Messages

1

Installation / Re: Outgoing attacks to randomIPs "After clean cwp insallation"

« on: December 21, 2022, 06:41:44 PM »

1  week ago I do clean installation centos7 with centos web panel but I dont transfer my website and i dont start using this vps...

Vps created and builded with centos7 from Hetzner panel / new vps server with new ip (not blacklisted) maybe not used from long time ago.

- A few hours later i receive abuse warning mail from Hetzner and i see "17 TB traffic outgoing" used by my vps.
 (i never see up 100gb/per month in my life... and this vps not host website.)


- I check server logs, php files, nothing wrong and no one enter my vps via ssh/ftp or cwppanel.

 I do malware scan, clamav scan, rkhunter scan, chrootkit scan nothing found, no virus/exploit detected.

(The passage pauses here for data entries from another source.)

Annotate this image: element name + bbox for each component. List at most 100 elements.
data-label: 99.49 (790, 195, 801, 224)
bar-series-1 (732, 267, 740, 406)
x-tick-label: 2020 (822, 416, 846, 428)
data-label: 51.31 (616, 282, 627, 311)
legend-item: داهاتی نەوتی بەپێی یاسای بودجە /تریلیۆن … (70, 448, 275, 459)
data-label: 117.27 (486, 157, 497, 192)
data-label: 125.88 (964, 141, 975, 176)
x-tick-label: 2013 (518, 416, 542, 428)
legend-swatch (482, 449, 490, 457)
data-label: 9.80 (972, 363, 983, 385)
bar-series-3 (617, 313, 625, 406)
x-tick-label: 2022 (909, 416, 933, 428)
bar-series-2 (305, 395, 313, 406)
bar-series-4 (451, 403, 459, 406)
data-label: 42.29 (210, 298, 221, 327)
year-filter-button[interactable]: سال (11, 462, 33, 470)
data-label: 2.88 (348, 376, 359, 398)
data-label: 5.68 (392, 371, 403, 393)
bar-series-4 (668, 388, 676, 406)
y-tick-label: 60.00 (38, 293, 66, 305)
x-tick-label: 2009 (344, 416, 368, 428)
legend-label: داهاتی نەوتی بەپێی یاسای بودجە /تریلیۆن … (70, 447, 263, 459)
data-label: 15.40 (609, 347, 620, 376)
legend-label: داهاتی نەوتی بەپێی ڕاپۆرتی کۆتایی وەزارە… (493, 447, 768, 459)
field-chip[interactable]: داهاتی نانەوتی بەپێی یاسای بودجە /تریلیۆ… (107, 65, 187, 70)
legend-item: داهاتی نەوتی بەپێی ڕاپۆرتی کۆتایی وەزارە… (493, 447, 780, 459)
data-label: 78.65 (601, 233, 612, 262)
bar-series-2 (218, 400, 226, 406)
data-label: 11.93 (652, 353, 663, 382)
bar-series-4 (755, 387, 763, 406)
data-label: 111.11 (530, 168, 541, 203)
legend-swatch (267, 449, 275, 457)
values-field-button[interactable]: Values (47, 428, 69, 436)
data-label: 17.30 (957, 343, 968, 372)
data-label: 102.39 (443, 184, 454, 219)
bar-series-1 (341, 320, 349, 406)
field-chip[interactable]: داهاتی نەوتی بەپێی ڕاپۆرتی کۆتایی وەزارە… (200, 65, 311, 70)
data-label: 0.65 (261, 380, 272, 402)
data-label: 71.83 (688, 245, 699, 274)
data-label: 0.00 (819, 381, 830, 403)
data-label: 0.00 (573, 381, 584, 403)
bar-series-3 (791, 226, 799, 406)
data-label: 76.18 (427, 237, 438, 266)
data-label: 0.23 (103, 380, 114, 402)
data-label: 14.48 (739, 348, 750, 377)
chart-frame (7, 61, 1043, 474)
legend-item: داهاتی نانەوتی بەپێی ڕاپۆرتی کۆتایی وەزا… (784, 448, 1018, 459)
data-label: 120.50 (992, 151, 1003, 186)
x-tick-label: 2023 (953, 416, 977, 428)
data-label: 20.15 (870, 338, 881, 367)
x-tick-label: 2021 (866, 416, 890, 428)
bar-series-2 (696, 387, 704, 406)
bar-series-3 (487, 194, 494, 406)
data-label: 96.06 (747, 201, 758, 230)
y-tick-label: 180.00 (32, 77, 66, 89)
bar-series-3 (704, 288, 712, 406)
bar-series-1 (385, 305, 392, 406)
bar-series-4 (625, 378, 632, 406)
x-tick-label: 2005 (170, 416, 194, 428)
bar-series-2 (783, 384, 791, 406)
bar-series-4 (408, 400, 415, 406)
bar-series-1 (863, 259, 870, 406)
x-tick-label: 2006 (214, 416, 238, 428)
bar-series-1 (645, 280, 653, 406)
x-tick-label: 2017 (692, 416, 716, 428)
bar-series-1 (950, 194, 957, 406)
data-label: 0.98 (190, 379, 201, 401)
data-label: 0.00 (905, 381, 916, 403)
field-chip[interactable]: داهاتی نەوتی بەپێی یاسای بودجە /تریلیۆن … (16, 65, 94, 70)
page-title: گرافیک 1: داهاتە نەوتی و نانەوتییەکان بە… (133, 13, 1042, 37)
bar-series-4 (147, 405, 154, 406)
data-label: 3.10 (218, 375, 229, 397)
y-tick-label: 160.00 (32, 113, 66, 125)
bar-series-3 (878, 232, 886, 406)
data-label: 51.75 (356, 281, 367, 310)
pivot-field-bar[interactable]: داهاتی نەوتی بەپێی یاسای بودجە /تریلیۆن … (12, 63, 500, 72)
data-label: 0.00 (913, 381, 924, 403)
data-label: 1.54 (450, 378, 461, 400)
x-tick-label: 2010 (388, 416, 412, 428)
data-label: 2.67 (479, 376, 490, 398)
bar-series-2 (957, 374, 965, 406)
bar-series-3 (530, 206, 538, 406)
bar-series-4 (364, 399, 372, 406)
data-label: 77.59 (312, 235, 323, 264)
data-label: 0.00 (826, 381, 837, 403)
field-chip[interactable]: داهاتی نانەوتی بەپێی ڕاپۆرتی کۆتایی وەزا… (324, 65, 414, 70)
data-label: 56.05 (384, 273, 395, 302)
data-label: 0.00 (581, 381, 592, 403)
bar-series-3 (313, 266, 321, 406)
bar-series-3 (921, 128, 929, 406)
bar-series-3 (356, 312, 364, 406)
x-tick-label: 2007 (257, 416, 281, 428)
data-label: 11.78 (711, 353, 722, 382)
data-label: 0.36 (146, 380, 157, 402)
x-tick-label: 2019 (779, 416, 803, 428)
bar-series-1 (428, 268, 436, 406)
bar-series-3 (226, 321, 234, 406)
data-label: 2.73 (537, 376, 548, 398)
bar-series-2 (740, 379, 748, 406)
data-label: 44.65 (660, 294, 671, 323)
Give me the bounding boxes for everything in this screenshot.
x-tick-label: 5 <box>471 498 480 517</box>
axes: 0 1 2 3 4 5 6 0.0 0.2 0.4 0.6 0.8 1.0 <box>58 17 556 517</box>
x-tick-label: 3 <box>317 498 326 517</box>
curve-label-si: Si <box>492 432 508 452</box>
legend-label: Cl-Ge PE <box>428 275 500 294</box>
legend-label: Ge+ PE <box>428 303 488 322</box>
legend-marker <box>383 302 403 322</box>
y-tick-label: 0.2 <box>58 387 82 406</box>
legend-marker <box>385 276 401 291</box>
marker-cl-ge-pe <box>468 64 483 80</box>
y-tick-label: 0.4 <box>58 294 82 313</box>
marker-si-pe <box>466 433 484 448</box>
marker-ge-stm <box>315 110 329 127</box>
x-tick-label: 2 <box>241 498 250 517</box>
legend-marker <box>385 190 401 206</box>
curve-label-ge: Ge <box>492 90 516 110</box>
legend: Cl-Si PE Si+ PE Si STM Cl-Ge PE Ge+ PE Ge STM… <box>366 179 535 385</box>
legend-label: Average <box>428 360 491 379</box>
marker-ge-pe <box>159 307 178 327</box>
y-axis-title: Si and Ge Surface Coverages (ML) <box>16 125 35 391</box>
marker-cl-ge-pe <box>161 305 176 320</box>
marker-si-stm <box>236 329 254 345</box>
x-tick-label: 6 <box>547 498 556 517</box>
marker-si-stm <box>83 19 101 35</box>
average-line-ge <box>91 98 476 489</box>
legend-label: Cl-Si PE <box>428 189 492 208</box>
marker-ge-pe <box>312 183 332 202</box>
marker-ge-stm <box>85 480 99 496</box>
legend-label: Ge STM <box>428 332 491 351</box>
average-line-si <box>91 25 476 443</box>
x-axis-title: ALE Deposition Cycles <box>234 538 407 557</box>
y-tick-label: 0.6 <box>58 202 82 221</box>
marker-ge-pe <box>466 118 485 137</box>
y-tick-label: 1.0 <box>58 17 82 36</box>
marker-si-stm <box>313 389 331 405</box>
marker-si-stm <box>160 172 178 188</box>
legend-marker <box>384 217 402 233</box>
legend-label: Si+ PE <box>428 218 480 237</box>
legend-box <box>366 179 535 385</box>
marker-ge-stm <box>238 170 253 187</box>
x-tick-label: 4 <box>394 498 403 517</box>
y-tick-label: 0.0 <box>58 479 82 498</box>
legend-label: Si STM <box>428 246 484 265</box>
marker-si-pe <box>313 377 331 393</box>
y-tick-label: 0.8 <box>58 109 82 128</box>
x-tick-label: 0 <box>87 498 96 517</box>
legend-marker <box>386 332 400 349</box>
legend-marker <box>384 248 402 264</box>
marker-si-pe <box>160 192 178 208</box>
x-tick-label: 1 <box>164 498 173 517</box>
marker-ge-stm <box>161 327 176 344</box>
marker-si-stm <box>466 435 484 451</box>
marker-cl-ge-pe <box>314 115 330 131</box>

I format and rebuild my vps again but iftop screen same as old, i create new ip different vps and do same installation, same attacks happen again my fresh build vps attacking random ips.

When i power-on attacks start again
hetzner panel:
ssh iftop:

a few hours later
hetzner panel: (breaks=vps stopped)
ssh iftop:

When i create firewall rule from Hetzner panel (incoming 80 8080 53 (deny all other ports)) attacks stop


I think my vps has exploit or virus and i dont do anything but installing cwp...


Could i be missing something, do you have any advice that can help me with this?

 Thank you.

I have the same problem. Anybody who know about the solution please share exact answer here.